The meeting with regulators and changing regulatory environment have disqualified Ant from listing this Thursday, the bourse said in a statement on Tuesday.
The recent developments are material events that haven’t been properly disclosed to investors, the exchange said.
Hangzhou-based Ant, the world’s most valuable technology startup, was expected to raise at least $34.4 billion in concurrent IPOs in Hong Kong and Shanghai, split evenly between the two markets. The offerings were already significantly oversubscribed by large and small investors, and trading had been scheduled to begin on Nov. 5.
The company said late Tuesday that its Hong Kong listing would also be suspended and that it plans to return the funds it has collected from investors who subscribed to its IPO.
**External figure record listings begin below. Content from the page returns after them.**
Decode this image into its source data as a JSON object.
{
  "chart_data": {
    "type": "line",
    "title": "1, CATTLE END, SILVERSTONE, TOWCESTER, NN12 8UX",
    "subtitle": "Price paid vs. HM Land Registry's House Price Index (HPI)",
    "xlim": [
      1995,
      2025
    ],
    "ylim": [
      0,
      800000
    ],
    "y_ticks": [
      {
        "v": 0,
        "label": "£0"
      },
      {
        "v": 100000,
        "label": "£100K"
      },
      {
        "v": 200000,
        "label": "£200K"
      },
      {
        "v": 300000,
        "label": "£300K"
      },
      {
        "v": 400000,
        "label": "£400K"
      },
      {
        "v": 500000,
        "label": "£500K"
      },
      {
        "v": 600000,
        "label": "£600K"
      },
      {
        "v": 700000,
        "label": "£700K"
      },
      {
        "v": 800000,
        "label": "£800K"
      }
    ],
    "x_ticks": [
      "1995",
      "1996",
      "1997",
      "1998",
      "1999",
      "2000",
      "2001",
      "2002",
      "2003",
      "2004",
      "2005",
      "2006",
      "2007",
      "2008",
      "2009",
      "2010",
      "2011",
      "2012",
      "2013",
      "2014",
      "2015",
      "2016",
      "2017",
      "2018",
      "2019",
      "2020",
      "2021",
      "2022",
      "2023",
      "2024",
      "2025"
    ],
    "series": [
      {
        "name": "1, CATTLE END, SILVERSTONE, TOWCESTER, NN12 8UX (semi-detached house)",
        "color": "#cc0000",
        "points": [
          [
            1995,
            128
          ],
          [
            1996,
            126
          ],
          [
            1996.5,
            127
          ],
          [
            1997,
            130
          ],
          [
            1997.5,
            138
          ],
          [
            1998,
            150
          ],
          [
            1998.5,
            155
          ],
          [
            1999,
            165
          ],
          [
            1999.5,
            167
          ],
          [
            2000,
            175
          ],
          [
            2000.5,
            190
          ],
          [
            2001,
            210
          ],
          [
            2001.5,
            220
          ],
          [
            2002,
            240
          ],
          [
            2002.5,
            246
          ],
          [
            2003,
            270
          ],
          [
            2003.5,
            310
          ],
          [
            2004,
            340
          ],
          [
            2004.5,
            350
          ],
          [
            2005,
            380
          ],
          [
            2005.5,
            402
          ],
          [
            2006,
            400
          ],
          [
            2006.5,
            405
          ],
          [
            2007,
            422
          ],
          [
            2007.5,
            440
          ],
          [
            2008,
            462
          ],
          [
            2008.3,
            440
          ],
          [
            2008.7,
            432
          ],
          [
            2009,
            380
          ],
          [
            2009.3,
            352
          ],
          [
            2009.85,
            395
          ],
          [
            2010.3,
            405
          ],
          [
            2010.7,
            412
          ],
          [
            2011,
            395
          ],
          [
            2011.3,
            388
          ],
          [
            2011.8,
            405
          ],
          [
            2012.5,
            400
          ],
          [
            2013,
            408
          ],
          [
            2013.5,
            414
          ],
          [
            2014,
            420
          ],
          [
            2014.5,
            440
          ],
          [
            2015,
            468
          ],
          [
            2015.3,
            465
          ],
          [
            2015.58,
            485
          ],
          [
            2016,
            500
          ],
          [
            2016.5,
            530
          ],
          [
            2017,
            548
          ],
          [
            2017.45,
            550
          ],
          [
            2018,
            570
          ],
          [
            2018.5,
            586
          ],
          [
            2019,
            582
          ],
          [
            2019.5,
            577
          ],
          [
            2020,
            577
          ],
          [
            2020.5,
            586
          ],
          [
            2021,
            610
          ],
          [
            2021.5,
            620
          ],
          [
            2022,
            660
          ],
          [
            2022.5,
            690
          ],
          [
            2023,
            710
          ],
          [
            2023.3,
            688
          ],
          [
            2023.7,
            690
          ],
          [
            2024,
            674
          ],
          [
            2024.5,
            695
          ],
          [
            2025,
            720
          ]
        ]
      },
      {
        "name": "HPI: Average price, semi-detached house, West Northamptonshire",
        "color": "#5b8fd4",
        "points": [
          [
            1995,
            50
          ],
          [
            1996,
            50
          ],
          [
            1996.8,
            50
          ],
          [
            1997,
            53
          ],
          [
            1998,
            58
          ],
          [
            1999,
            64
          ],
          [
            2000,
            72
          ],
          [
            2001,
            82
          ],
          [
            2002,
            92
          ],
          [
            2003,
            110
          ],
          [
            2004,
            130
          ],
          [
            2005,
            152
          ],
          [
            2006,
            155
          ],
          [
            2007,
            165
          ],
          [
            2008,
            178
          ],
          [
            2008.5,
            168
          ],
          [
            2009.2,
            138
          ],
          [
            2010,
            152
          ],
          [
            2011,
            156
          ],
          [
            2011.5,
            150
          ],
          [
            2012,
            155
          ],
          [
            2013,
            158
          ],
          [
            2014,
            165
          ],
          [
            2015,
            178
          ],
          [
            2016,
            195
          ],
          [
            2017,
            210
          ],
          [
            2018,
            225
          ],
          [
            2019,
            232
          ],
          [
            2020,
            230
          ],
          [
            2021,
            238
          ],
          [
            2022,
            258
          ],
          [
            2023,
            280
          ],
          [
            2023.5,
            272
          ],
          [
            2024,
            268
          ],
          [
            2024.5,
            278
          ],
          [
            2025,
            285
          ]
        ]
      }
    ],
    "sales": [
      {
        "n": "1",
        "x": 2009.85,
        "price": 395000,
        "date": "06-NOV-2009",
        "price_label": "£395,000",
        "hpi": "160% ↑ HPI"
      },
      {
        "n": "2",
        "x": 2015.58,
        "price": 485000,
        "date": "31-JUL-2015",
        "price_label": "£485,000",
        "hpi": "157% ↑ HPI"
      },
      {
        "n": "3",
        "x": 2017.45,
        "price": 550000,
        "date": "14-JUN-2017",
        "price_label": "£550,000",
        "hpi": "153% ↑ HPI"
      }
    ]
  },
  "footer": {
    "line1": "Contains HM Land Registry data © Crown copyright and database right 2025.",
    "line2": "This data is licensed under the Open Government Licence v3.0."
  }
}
The development marks a stunning turnaround for Ant. The owner of the popular Chinese mobile-payments network Alipay had been going full steam ahead for months in preparation for the world’s largest-ever IPO, which would have topped the record $29.4 billion raised by Saudi Aramco last year.
The New York-listed shares of Alibaba Group Holding Ltd., which owns a 33% stake in Ant, tumbled more than 7% in premarket trading following the news.
Stock exchanges in Hong Kong and Shanghai, as well as China’s securities regulator, had earlier greenlighted Ant’s plans to go public. The listing would have been the biggest ever market debut on Shanghai’s fledgling Nasdaq-style Science and Technology Innovation Board, also known as the STAR Market.
A meeting called by four financial regulators on Monday changed all that. The People’s Bank of China, the China Banking and Insurance Regulatory Commission, the China Securities Regulatory Commission and the State Administration of Foreign Exchange said late in the day that they had summoned Mr. Ma, Ant’s executive chairman, Eric Jing, and its Chief Executive Simon Hu to a meeting, without providing details.
Ant said Monday that “views regarding the health and stability of the financial sector were exchanged” at the meeting, and that it would embrace regulation and service China’s economy and its citizens.
On the same day, the country’s banking regulator released draft rules on microlending that, when implemented, could slow the expansion and profitability of one of Ant’s fastest-growing businesses.
The Shanghai exchange said its decision to suspend Ant’s listing was because the meeting and changes in the financial-technology regulatory environment constituted major events that didn’t meet its standards for disclosure to investors.